With the "Dagger Brigade's" deployment on its final leg, it will be up to the Soldiers of the 2nd BCT, 101st Airborne to continue the success of the USAREUR troops who preceded them.

"So now we've hit a turning point. Now (2nd BCT, 101st Airborne) is taking over where it's pretty critical," said Maj. Henry Delacruz, "Dagger Brigade" civil affairs officer. "The (government of Iraq) has got to take advantage of the improved security and help provide essential services (and) help create employment through various means, whether through essential services or through economic needs.

"This is the hard part. As Soldiers, we know how to fight. We know how to find the bad guys. The hard part is this nation-building piece. It's helping facilitate governance in an area. It's tough trying to revitalize the northwest Baghdad economy, and it's tough trying to revitalize essential services, especially something that has been broken for the last three, four or five years."

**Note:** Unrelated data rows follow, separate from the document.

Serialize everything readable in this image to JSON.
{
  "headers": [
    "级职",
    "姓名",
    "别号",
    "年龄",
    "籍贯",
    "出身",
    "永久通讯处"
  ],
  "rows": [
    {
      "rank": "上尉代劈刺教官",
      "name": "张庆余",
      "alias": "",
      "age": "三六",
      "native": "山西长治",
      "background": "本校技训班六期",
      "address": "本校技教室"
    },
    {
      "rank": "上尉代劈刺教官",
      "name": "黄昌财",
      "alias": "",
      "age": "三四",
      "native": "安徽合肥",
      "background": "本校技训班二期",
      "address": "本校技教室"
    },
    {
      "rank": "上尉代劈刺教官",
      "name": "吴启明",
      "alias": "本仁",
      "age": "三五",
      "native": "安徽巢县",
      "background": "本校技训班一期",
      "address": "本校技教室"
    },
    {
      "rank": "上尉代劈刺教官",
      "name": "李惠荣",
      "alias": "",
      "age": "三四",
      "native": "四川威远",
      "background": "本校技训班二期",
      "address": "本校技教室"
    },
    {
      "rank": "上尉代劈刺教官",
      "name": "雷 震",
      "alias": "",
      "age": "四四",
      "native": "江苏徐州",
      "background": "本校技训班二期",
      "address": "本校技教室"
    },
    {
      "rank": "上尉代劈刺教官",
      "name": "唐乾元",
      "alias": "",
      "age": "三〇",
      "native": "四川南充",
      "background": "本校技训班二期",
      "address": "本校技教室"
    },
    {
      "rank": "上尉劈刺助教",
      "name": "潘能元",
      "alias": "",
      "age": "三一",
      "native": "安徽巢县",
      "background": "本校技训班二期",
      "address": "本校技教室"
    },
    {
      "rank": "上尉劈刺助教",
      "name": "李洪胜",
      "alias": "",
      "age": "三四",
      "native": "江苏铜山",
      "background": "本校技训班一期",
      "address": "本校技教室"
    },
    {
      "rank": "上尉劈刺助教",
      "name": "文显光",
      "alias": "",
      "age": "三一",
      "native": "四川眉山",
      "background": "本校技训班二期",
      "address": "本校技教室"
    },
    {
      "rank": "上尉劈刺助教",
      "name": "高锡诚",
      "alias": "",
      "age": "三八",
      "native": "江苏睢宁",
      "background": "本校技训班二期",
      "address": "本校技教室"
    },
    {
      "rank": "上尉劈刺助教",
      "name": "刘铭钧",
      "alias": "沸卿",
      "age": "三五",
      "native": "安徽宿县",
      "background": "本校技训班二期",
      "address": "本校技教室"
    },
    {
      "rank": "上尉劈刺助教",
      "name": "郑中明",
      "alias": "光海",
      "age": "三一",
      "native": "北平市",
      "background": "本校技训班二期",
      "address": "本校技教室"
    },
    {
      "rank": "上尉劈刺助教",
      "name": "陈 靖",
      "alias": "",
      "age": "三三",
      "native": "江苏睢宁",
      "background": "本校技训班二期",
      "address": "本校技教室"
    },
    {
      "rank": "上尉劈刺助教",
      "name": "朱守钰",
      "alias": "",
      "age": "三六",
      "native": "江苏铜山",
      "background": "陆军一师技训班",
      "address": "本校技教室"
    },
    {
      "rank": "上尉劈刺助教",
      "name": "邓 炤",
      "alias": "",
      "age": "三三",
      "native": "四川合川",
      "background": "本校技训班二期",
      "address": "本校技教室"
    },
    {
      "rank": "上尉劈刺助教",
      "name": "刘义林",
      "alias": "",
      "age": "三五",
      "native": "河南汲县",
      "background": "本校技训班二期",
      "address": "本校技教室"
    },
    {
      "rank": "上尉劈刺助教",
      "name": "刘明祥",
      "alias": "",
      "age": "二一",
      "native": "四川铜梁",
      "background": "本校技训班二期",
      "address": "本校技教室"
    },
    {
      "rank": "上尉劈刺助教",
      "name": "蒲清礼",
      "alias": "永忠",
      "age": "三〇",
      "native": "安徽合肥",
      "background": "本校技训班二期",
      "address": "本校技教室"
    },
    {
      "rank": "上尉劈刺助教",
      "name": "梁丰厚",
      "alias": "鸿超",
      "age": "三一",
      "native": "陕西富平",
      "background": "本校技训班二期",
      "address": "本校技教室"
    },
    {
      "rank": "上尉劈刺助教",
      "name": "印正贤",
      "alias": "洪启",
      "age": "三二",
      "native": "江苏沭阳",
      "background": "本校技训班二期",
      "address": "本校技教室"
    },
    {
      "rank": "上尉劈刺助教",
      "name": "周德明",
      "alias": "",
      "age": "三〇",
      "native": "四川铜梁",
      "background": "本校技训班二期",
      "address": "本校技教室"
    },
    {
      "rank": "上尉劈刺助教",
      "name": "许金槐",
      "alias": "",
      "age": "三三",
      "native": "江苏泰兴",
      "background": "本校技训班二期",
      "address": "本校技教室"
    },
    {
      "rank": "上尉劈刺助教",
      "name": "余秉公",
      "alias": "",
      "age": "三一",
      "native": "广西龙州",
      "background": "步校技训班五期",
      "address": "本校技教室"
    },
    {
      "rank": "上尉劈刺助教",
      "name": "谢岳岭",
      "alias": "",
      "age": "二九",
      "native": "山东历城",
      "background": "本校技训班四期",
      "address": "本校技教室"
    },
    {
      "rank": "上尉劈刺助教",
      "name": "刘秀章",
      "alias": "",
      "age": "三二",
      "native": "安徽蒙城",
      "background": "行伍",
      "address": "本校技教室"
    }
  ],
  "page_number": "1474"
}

"If we could get 20 hours of electrical services across the city, that would be immense. You would see a greater boom of prosperity, and people able to educate themselves," Collier said. "The industry can get back on their feet much easier."

The first steps, getting essential services and physical structures up and markets and stores running again, seems to be taking shape, Collier said. Improving security sparked a dramatic turn-around; eight of 10 markets here are open, and 90 percent of the shops in them are operational.

"The next piece is building some of the economic structures that nations and economies have," said Collier. "People need money to start a business."

Iraqis need to financial institutions in which to deposit money, get loans, write business plans and manage their money based on Islamic traditions, he added. The third step is the continual expansion of markets and building associations and increasing the amount of business that goes through the neighborhoods.

As all these trends move forward, the Iraqi government needs to play a larger role in securing Iraq's future. There is a huge gap between the government and the people of Iraq, said Collier.

"We want to bring the government to the people," he continued. "We want to broker a relationship between the government and the people."